Improving access to mental health care in Medicaid – The modified Chairman’s Mark would establish a three-year, $75 million demonstration project that would allow Medicaid funding to be directed to non-publicly owned and operated psychiatric hospitals for some Medicaid beneficiaries. This policy was submitted by Senator Snowe as amendment D1.

Help for high-need states – The modified Chairman’s mark would provide help for states that will experience a significant increase in Medicaid enrollment due to the size of their current programs and their current rates of unemployment. These states would receive full federal funding for newly eligible Medicaid beneficiaries for five years.

Financing an Investment in Quality, Affordable Health Care

Surplus funds from the Chairman’s Mark – The modified Chairman’s Mark would use $28 billion of the existing surplus funds from the Chairman’s Mark to offset these modifications.

Incentivizing generic prescription drugs – The modified Chairman’s Mark would create a specific exemption to allow health plan sponsors to encourage beneficiaries to utilize lower-cost generic drugs by allowing them to waive co-pays as an incentive.
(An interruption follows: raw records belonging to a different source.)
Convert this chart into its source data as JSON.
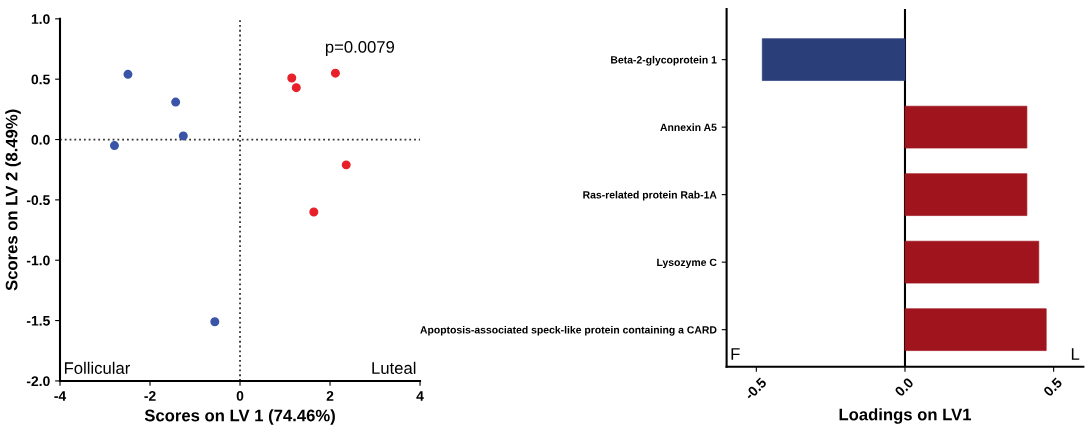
{
  "chart_data": [
    {
      "type": "scatter",
      "xlabel": "Scores on LV 1 (74.46%)",
      "ylabel": "Scores on LV 2 (8.49%)",
      "xlim": [
        -4,
        4
      ],
      "xticks": [
        -4,
        -2,
        0,
        2,
        4
      ],
      "ylim": [
        -2.0,
        1.0
      ],
      "yticks": [
        {
          "value": -2.0,
          "label": "-2.0"
        },
        {
          "value": -1.5,
          "label": "-1.5"
        },
        {
          "value": -1.0,
          "label": "-1.0"
        },
        {
          "value": -0.5,
          "label": "-0.5"
        },
        {
          "value": 0.0,
          "label": "0.0"
        },
        {
          "value": 0.5,
          "label": "0.5"
        },
        {
          "value": 1.0,
          "label": "1.0"
        }
      ],
      "series": [
        {
          "color": "#3a55a8",
          "x": [
            -2.49,
            -1.43,
            -1.26,
            -2.79,
            -0.56
          ],
          "values": [
            0.54,
            0.31,
            0.03,
            -0.05,
            -1.51
          ]
        },
        {
          "color": "#e8202a",
          "x": [
            1.15,
            1.25,
            2.12,
            2.36,
            1.64
          ],
          "values": [
            0.51,
            0.43,
            0.55,
            -0.21,
            -0.6
          ]
        }
      ],
      "marker": "circle",
      "grid": false,
      "legend": false,
      "ref_lines": [
        {
          "axis": "x",
          "value": 0,
          "line_style": "dotted",
          "color": "#333333"
        },
        {
          "axis": "y",
          "value": 0,
          "line_style": "dotted",
          "color": "#333333"
        }
      ],
      "annotations": [
        "p=0.0079",
        "Follicular",
        "Luteal"
      ]
    },
    {
      "type": "bar",
      "orientation": "horizontal",
      "xlabel": "Loadings on LV1",
      "categories": [
        "Beta-2-glycoprotein 1",
        "Annexin A5",
        "Ras-related protein Rab-1A",
        "Lysozyme C",
        "Apoptosis-associated speck-like protein containing a CARD"
      ],
      "values": [
        -0.48,
        0.41,
        0.41,
        0.45,
        0.475
      ],
      "colors": [
        "#2a3f7a",
        "#a0141e",
        "#a0141e",
        "#a0141e",
        "#a0141e"
      ],
      "xlim": [
        -0.6,
        0.6
      ],
      "xticks": [
        {
          "value": -0.5,
          "label": "-0.5"
        },
        {
          "value": 0.0,
          "label": "0.0"
        },
        {
          "value": 0.5,
          "label": "0.5"
        }
      ],
      "grid": false,
      "legend": false,
      "ref_lines": [
        {
          "axis": "x",
          "value": 0,
          "line_style": "solid",
          "color": "#000000"
        }
      ],
      "annotations": [
        "F",
        "L"
      ]
    }
  ]
}
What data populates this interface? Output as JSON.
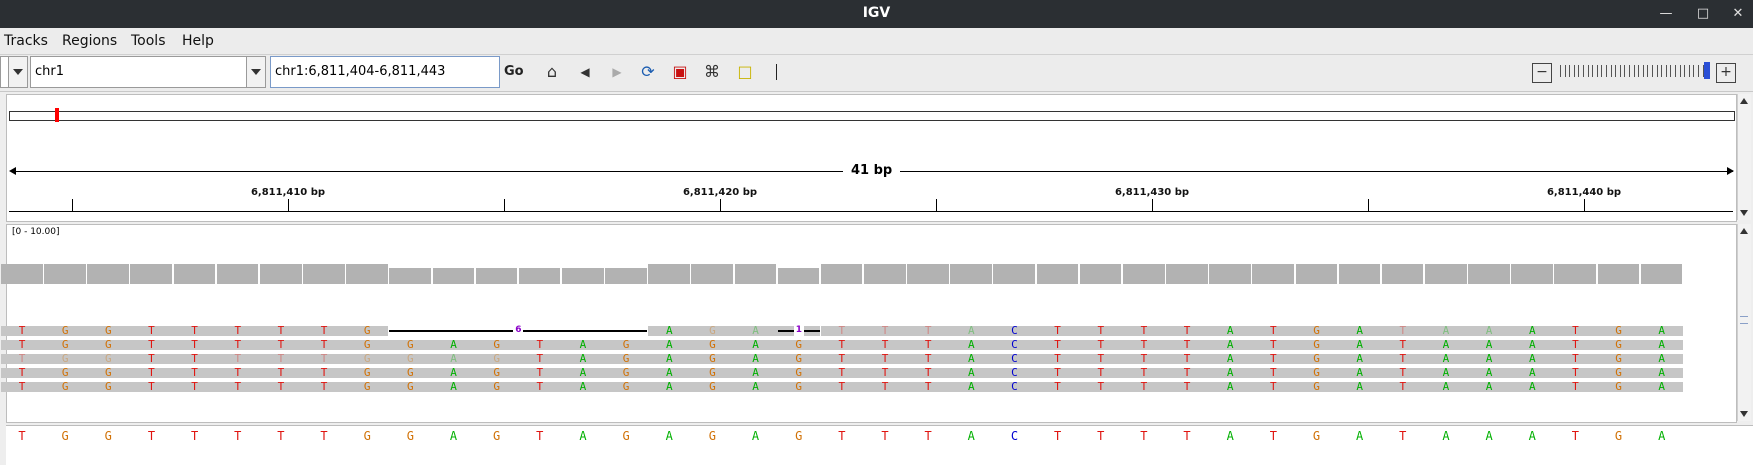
{
  "window": {
    "title": "IGV"
  },
  "menu": {
    "items": [
      "Tracks",
      "Regions",
      "Tools",
      "Help"
    ]
  },
  "toolbar": {
    "genome_value": "",
    "chromosome": "chr1",
    "locus": "chr1:6,811,404-6,811,443",
    "go_label": "Go"
  },
  "ruler": {
    "span_label": "41 bp",
    "ticks": [
      "6,811,410 bp",
      "6,811,420 bp",
      "6,811,430 bp",
      "6,811,440 bp"
    ]
  },
  "coverage": {
    "range_label": "[0 - 10.00]"
  },
  "reads": {
    "deletion_labels": [
      "6",
      "1"
    ]
  },
  "colors": {
    "A": "#00b000",
    "C": "#0000d0",
    "G": "#d17105",
    "T": "#e0140f",
    "deletion_label": "#8a00c8"
  },
  "reference_sequence": "TGGTTTTTGGAGTAGAGAGTTTACTTTTATGATAAATGA"
}
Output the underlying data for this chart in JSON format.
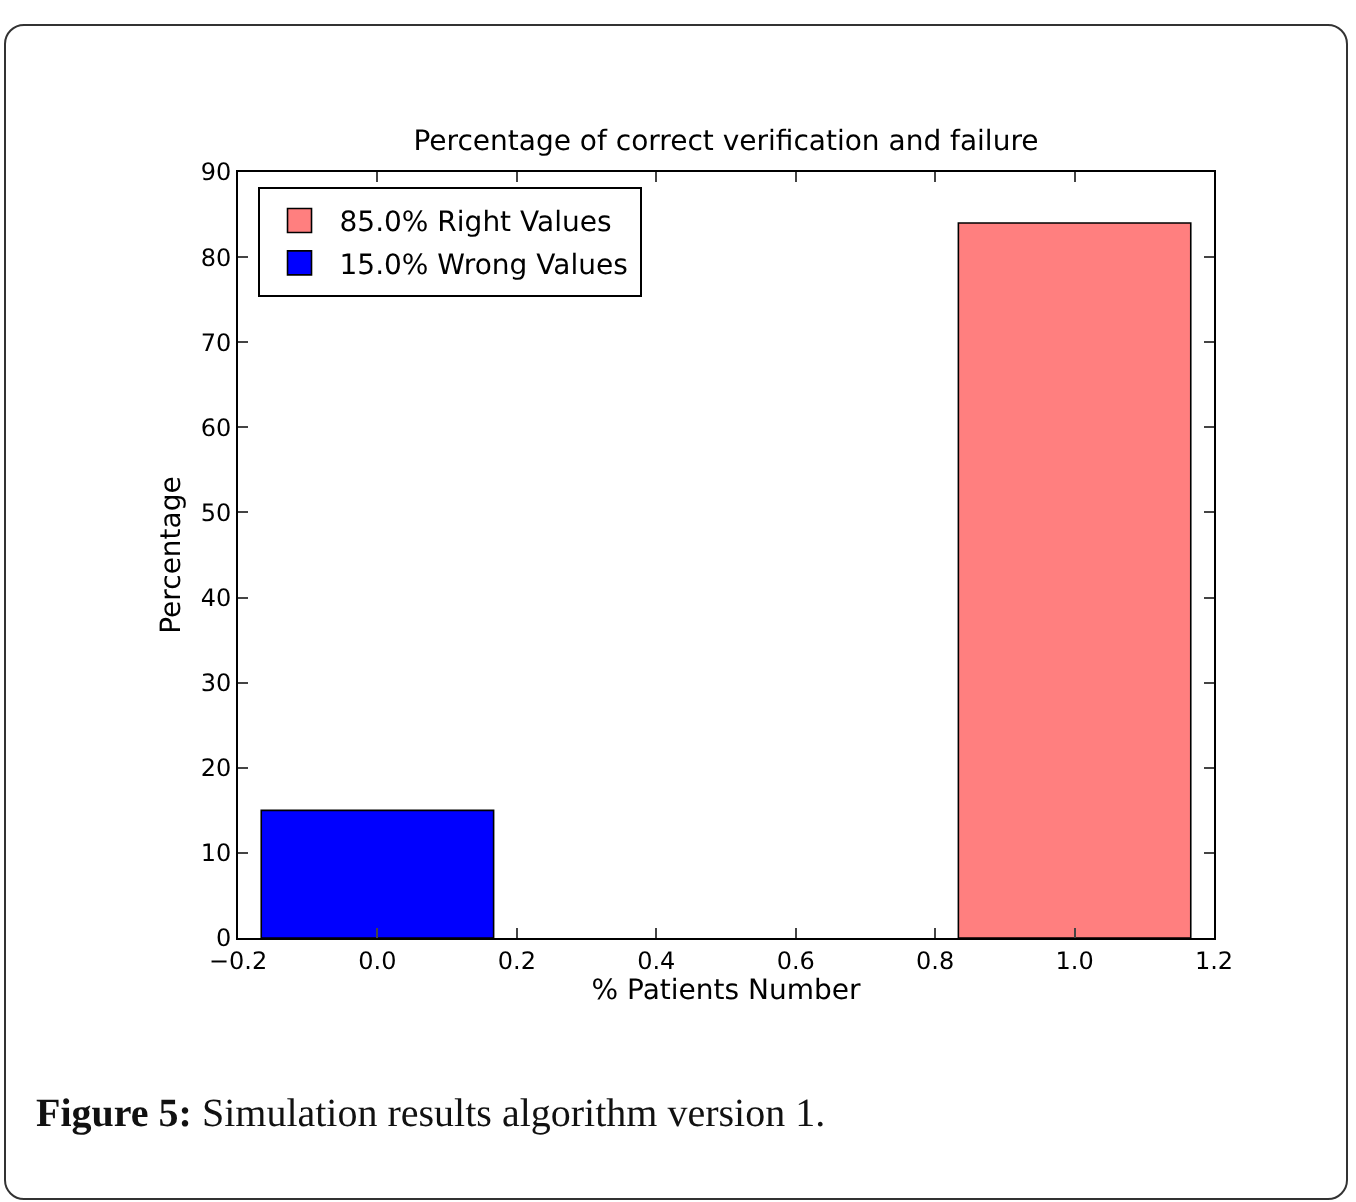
{
  "chart_data": {
    "type": "bar",
    "title": "Percentage of correct verification and failure",
    "xlabel": "% Patients Number",
    "ylabel": "Percentage",
    "series": [
      {
        "name": "85.0% Right Values",
        "color": "#ff7f7f",
        "x": [
          1
        ],
        "values": [
          84
        ]
      },
      {
        "name": "15.0% Wrong Values",
        "color": "#0000ff",
        "x": [
          0
        ],
        "values": [
          15
        ]
      }
    ],
    "xlim": [
      -0.2,
      1.2
    ],
    "xticks": [
      {
        "value": -0.2,
        "label": "−0.2"
      },
      {
        "value": 0,
        "label": "0.0"
      },
      {
        "value": 0.2,
        "label": "0.2"
      },
      {
        "value": 0.4,
        "label": "0.4"
      },
      {
        "value": 0.6,
        "label": "0.6"
      },
      {
        "value": 0.8,
        "label": "0.8"
      },
      {
        "value": 1,
        "label": "1.0"
      },
      {
        "value": 1.2,
        "label": "1.2"
      }
    ],
    "ylim": [
      0,
      90
    ],
    "yticks": [
      0,
      10,
      20,
      30,
      40,
      50,
      60,
      70,
      80,
      90
    ],
    "legend": "top left",
    "grid": false,
    "annotations": [
      "Figure 5: Simulation results algorithm version 1."
    ]
  }
}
This policy was submitted by Senator Stabenow as amendment D11.

Using surplus Medicaid funds – The modified Chairman’s Mark would use funds from the existing Medicaid Improvement Fund (MIF) for improvements to the Medicaid program.

Change tax rate for High Cost Insurance Excise Tax – The modified Chairman’s Mark would increase the tax rate for the High Cost Insurance Excise Tax to 40 percent.

Change effective date for FSA and HSA limitations – The modified Chairman’s Mark would move the effective date of the limit of tax-free contributions to Flexible Spending Accounts (FSAs) and the increase in the additional tax for Health Savings Account withdrawals prior to age 65 that are not used for qualified medical expenses to December 31, 2010.

Increase Health Insurance Provider Fee – The modified Chairman’s Mark would increase the health insurance provider fee from $6 billion per year to $6.7 billion per year.

Exempting retail products from Annual Fee on Manufacturers and Importers of Medical Devices – The modified Chairman’s Mark would exempt sales of Class II devices that are sold at retail for up to $100 per unit, in addition to exempting all sales of Class I devices from the calculation of the fee.

Removing mandate for Medicaid prescription drug – The modified Chairman’s Mark would remove a provision from the original Chairman’s Mark that requires states to cover prescription drugs for all Medicaid beneficiaries.

Reducing waste in long term care pharmacies – The modified Chairman’s Mark would direct the Secretary of Health and Human Services to implement programs to reduce waste in the way drugs are dispensed to seniors in long term care facilities.

Creating state options for family planning – The modified Chairman’s Mark would allow states to use a state plan amendment to offer family planning services as a stand -alone benefit.

Clinical laboratories fee schedule adjustments – The modified Chairman’s Mark would eliminate the Clinical Laboratories fee and replace it with a temporary reduction in the Medicare clinical laboratory test fee schedule.

Increase the threshold for claiming the itemized deduction for medical expenses – The modified Chairman’s Mark would increase the adjusted gross income threshold for claiming the itemized deduction for medical expenses to 10 percent, effective in 2013.

Effective date of Health Care Affordability Tax Credits – The modified Chairman’s Mark would set the effective date of the Health Care Affordability Tax Credits at July 1, 2013.

Defining income in the Chairman’s Mark – The modified Chairman’s Mark would calculate income for purposes for the Health Care Affordability Tax Credit as an individual’s total income on their tax return, including tax-exempt interest and certain foreign exclusions.